台下的官員貴女們麵麵相覷,警鍾大作,陛下果然被這個少女迷得神魂顛倒!

楚月溜走了,最後那杯酒,真讓她感覺五髒六腑都在燃燒,氣得夠嗆。

脂粉味熏得她臉發熱,楚月走在禦花園裏吹了好一會兒冷風才稍稍冷靜下來。

那幅畫,硬說是朱曦的真跡,可明明是楚月的畫作!

那是自幼便在她夢中出現的景致,畫成之後一直放置在江南的畫坊之中。

即便在沒錢之時,師父也不準她將其賣掉,言稱那是她的首部佳作,需留作紀念。

然而後來不知怎的,被一位異邦商人瞧上了,非要買走不可。

遭到拒絕後沒多久,畫坊就遭了賊,唯獨那幅畫消失不見。

當時雖說有些難過,但楚月完全能夠再重新畫一幅,所以也就沒太在意。

在擁有了一部分前世的記憶後,再細細思量,那幅夢境之畫,竟然正是下庭的魅域。

如此想來,在那幅畫被盜後不久,畫坊就起火了。

這個時間恰好足夠從江南去往一趟西域再折返回來。

楚月上山采集礦石,陰差陽錯地躲過了那次大火,於是決定前往京城投靠師兄。

這期間西域戰敗,西域使者團進入皇都。

楚月在醉仙樓改名為甜酒,初次現身便是西域使者團到來的那一天。

為了混淆視聽,楚月那天還特意穿上了異邦服飾,以麵紗遮麵。

可就在第二天,她就接到了入宮作畫的聖旨。

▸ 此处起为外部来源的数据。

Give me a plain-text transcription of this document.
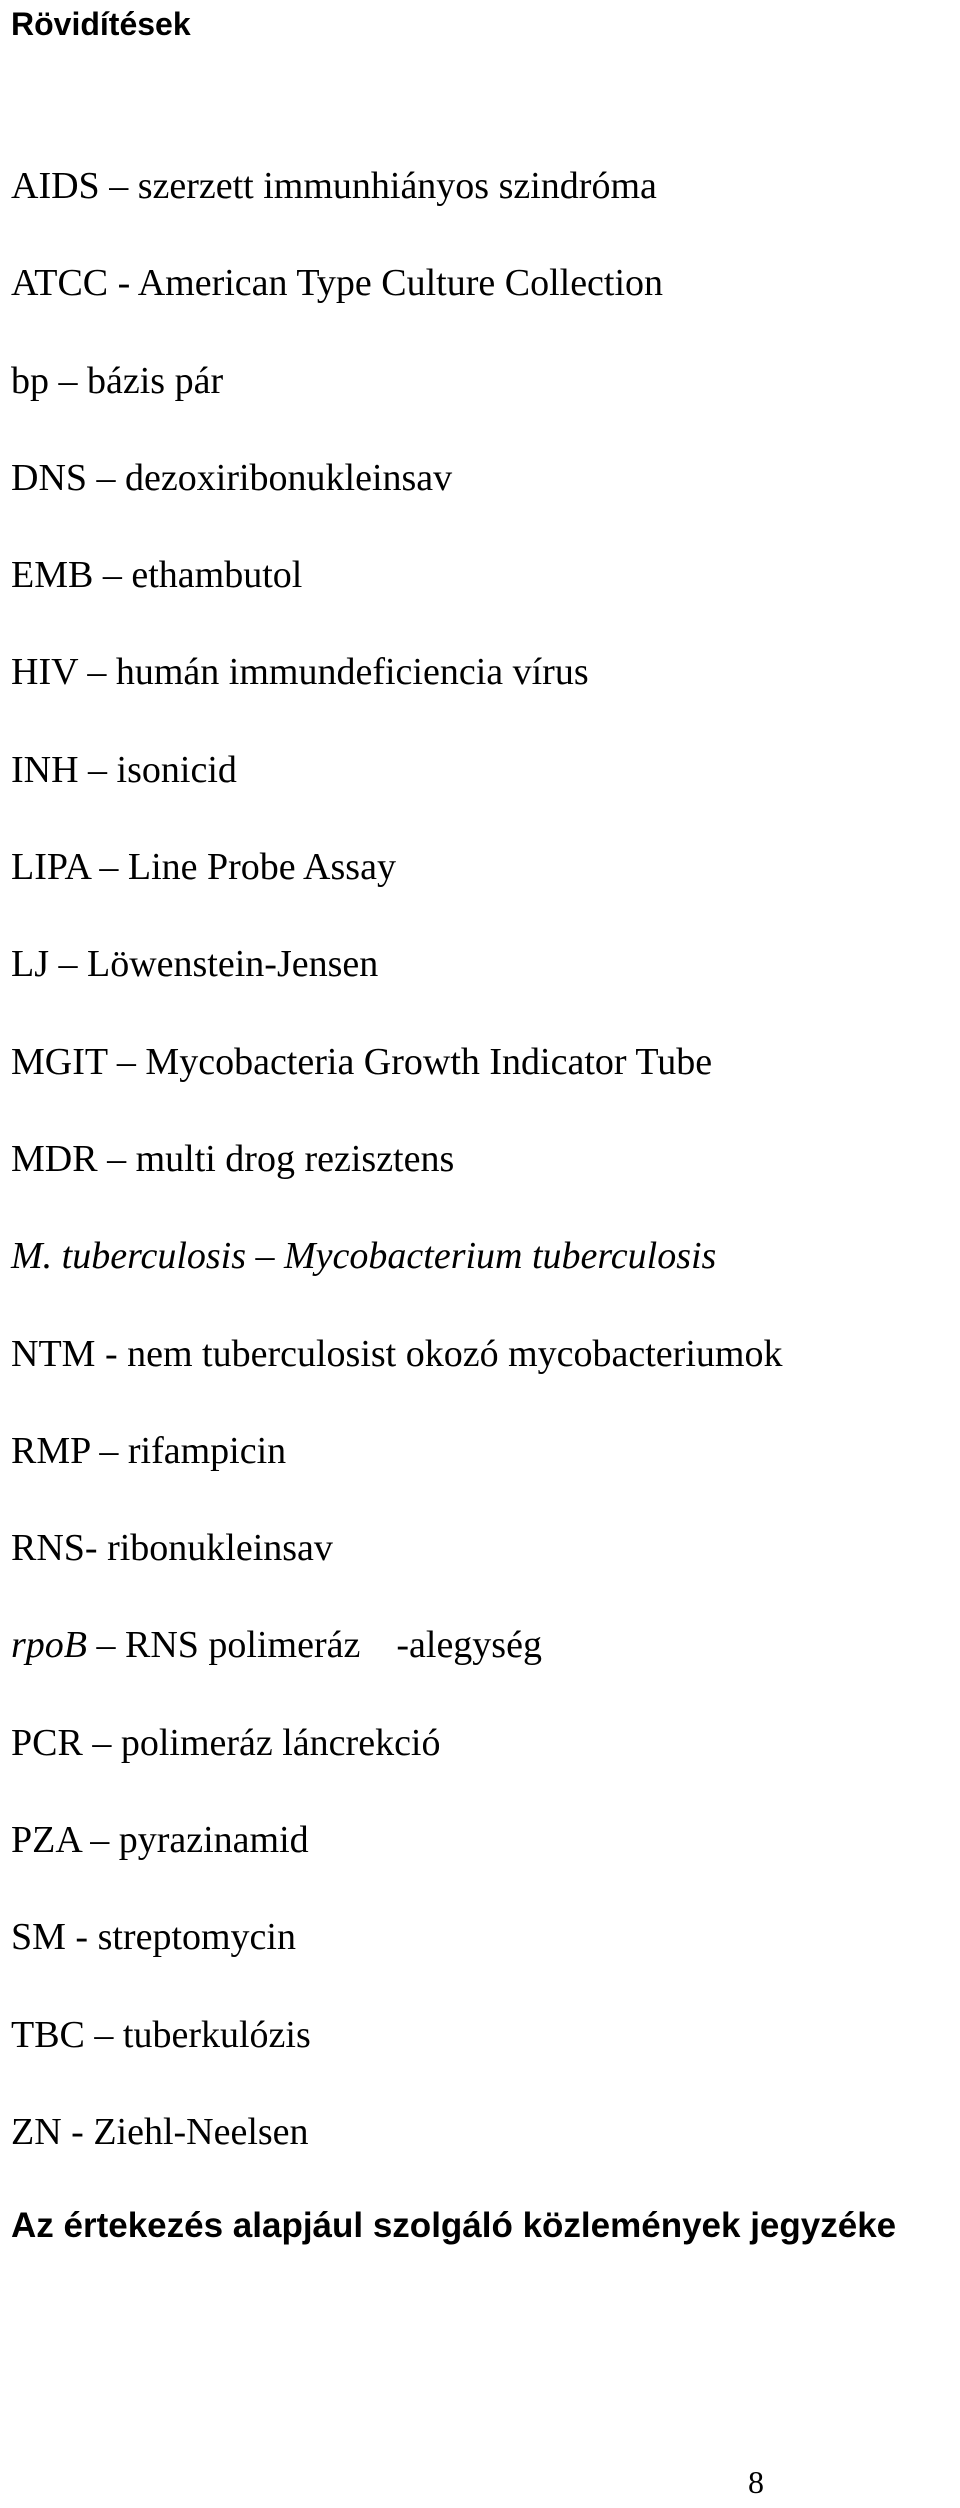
Rövidítések
AIDS – szerzett immunhiányos szindróma
ATCC - American Type Culture Collection
bp – bázis pár
DNS – dezoxiribonukleinsav
EMB – ethambutol
HIV – humán immundeficiencia vírus
INH – isonicid
LIPA – Line Probe Assay
LJ – Löwenstein-Jensen
MGIT – Mycobacteria Growth Indicator Tube
MDR – multi drog rezisztens
M. tuberculosis – Mycobacterium tuberculosis
NTM - nem tuberculosist okozó mycobacteriumok
RMP – rifampicin
RNS- ribonukleinsav
rpoB – RNS polimeráz -alegység
PCR – polimeráz láncrekció
PZA – pyrazinamid
SM - streptomycin
TBC – tuberkulózis
ZN - Ziehl-Neelsen
Az értekezés alapjául szolgáló közlemények jegyzéke
8
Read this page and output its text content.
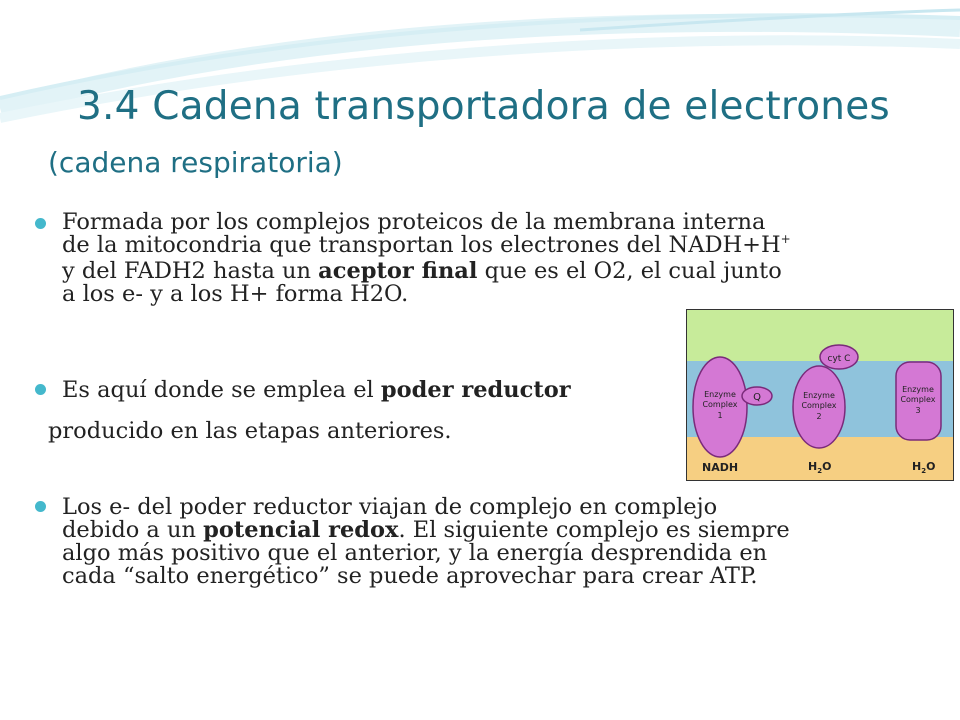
3.4 Cadena transportadora de electrones
(cadena respiratoria)

Formada por los complejos proteicos de la membrana interna
de la mitocondria que transportan los electrones del NADH+H+
y del FADH2 hasta un aceptor final que es el O2, el cual junto
a los e- y a los H+ forma H2O.

Es aquí donde se emplea el poder reductor

producido en las etapas anteriores.

Los e- del poder reductor viajan de complejo en complejo
debido a un potencial redox. El siguiente complejo es siempre
algo más positivo que el anterior, y la energía desprendida en
cada “salto energético” se puede aprovechar para crear ATP.

Enzyme
Complex
1
Q	Enzyme
Complex
2
cyt C
Enzyme
Complex
3
NADH	$H_2O$	$H_2O$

接著就莫名其妙地被砍了頭。

直至現在,楚月才隱約察覺,這一切的背後皆有那幾位魅族聖女的謀劃。

月麗生下了東方夜黎,十幾年前就已離世。朱曦雖遠在西域,卻設計害了她一回。

星落也不知出於何種目的,將折柳送到她和東方夜黎麵前。

她們究竟意欲何為?

楚月越想越是頭疼。自己的記憶殘缺不全,能想起來的都是小時候的那部分。

月麗、朱曦、星落,那時她們皆是楚月為數不多的好友,同為魅族聖女,卻有著截然不同的人生追求。

這麽多年過去,早已時過境遷,她們究竟是將楚月當作故友還是死敵呢?

隻見袖子裏的折柳竟突然開始微微震動起來,還發出極為微弱的光芒。

楚月隻覺自己的靈魂在這一刻仿佛也劇烈地顫動了一下,心頭隨之牽扯出密密麻麻、萬千情緒。

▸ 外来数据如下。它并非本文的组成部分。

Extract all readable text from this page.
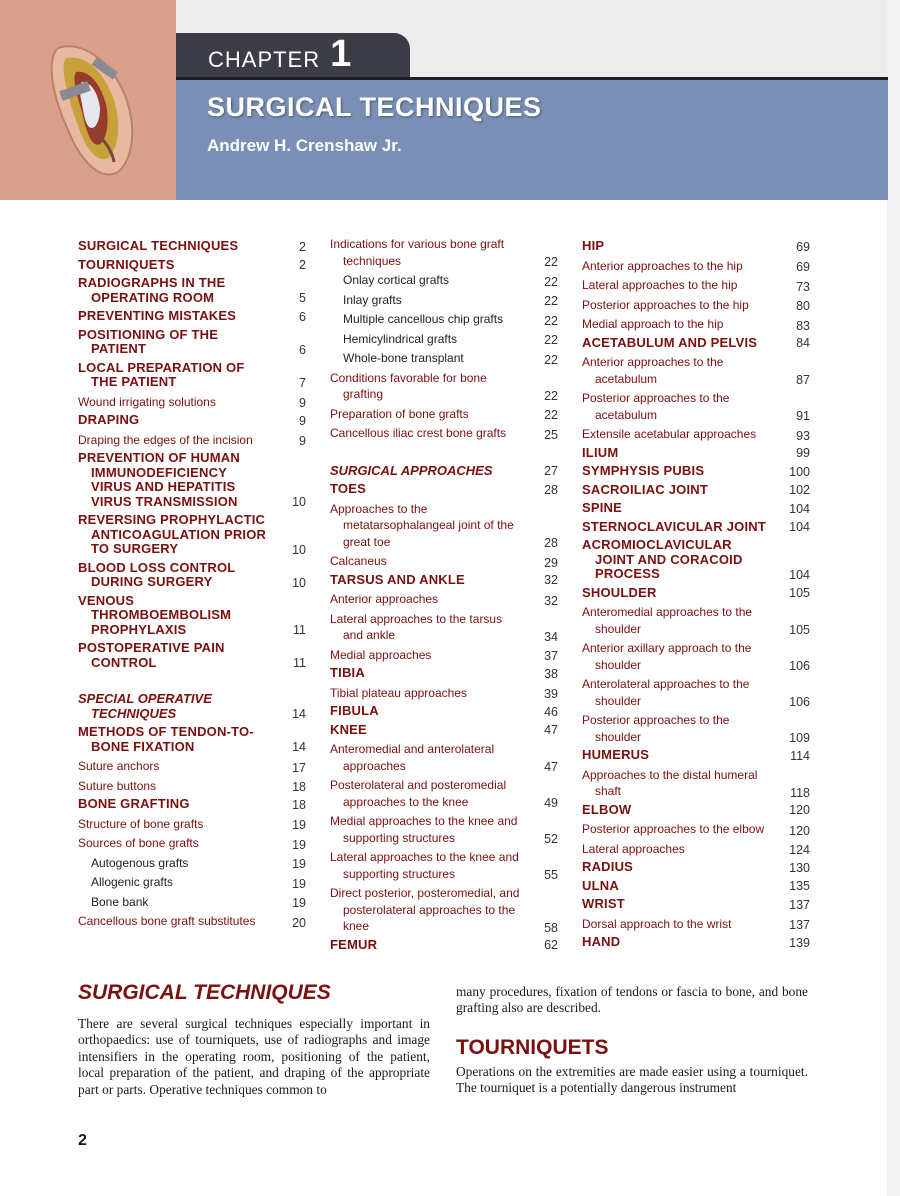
CHAPTER 1
SURGICAL TECHNIQUES

Andrew H. Crenshaw Jr.

SURGICAL TECHNIQUES	2
TOURNIQUETS	2
RADIOGRAPHS IN THE OPERATING ROOM	5
PREVENTING MISTAKES	6
POSITIONING OF THE PATIENT	6
LOCAL PREPARATION OF THE PATIENT	7
Wound irrigating solutions	9
DRAPING	9
Draping the edges of the incision	9
PREVENTION OF HUMAN IMMUNODEFICIENCY VIRUS AND HEPATITIS VIRUS TRANSMISSION	10
REVERSING PROPHYLACTIC ANTICOAGULATION PRIOR TO SURGERY	10
BLOOD LOSS CONTROL DURING SURGERY	10
VENOUS THROMBOEMBOLISM PROPHYLAXIS	11
POSTOPERATIVE PAIN CONTROL	11
SPECIAL OPERATIVE TECHNIQUES	14
METHODS OF TENDON-TO-BONE FIXATION	14
Suture anchors	17
Suture buttons	18
BONE GRAFTING	18
Structure of bone grafts	19
Sources of bone grafts	19
Autogenous grafts	19
Allogenic grafts	19
Bone bank	19
Cancellous bone graft substitutes	20
Indications for various bone graft techniques	22
Onlay cortical grafts	22
Inlay grafts	22
Multiple cancellous chip grafts	22
Hemicylindrical grafts	22
Whole-bone transplant	22
Conditions favorable for bone grafting	22
Preparation of bone grafts	22
Cancellous iliac crest bone grafts	25
SURGICAL APPROACHES	27
TOES	28
Approaches to the metatarsophalangeal joint of the great toe	28
Calcaneus	29
TARSUS AND ANKLE	32
Anterior approaches	32
Lateral approaches to the tarsus and ankle	34
Medial approaches	37
TIBIA	38
Tibial plateau approaches	39
FIBULA	46
KNEE	47
Anteromedial and anterolateral approaches	47
Posterolateral and posteromedial approaches to the knee	49
Medial approaches to the knee and supporting structures	52
Lateral approaches to the knee and supporting structures	55
Direct posterior, posteromedial, and posterolateral approaches to the knee	58
FEMUR	62
HIP	69
Anterior approaches to the hip	69
Lateral approaches to the hip	73
Posterior approaches to the hip	80
Medial approach to the hip	83
ACETABULUM AND PELVIS	84
Anterior approaches to the acetabulum	87
Posterior approaches to the acetabulum	91
Extensile acetabular approaches	93
ILIUM	99
SYMPHYSIS PUBIS	100
SACROILIAC JOINT	102
SPINE	104
STERNOCLAVICULAR JOINT	104
ACROMIOCLAVICULAR JOINT AND CORACOID PROCESS	104
SHOULDER	105
Anteromedial approaches to the shoulder	105
Anterior axillary approach to the shoulder	106
Anterolateral approaches to the shoulder	106
Posterior approaches to the shoulder	109
HUMERUS	114
Approaches to the distal humeral shaft	118
ELBOW	120
Posterior approaches to the elbow	120
Lateral approaches	124
RADIUS	130
ULNA	135
WRIST	137
Dorsal approach to the wrist	137
HAND	139
SURGICAL TECHNIQUES

There are several surgical techniques especially important in orthopaedics: use of tourniquets, use of radiographs and image intensifiers in the operating room, positioning of the patient, local preparation of the patient, and draping of the appropriate part or parts. Operative techniques common to

many procedures, fixation of tendons or fascia to bone, and bone grafting also are described.

TOURNIQUETS

Operations on the extremities are made easier using a tourniquet. The tourniquet is a potentially dangerous instrument

2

就在楚月感覺呼吸困難,即將要暈倒之際,腰間忽然被一個人給扶住了。

眼前的男子甚是年輕,看上去二十多歲出頭的樣子,有著小麥色的肌膚,左眼下有一道細細的疤痕,那手臂堅實有力,胸膛也格外結實,一眼便能看出是上過戰場的軍人。

男子先是愣了幾秒,隨後便鬆開了楚月,彬彬有禮地拱手作揖道:

“方才見姑娘身形不穩,多有失禮之處。還望姑娘多多包涵。”

楚月想都沒想,趕忙擺手,“沒事沒事,我反倒要感謝你才對。”

男子溫和地一笑,“在下蘇清,敢問姑娘尊姓大名?”

“蘇清?”楚月覺得似乎在哪裏聽過這個名字,但一時又想不起來,“我叫楚月,很高興認識你。”

“楚月?”蘇清頓時激動起來,眉眼間滿是笑意,“你可認識蘇太傅蘇宴?”

“嗯,認識呀。他是我師兄呢。”楚月怔怔地盯著他看了很久,突然鬼使神差般地問道:

“你不會就是師兄的胞弟,那個平定西域之亂的大將軍吧?”

蘇清顯得有些不好意思,回答道:“正是在下。”

楚月激動地一掌拍在蘇清的肩膀上。

“行啊你,年紀輕輕的就當上大將軍了!我可太想去看看西北那大漠孤煙的景象了,能不能給我講講邊塞的那些事兒?”

兩人可謂是一見如故,正準備促膝長談之時,就傳來了東方夜黎那冷冽的聲音。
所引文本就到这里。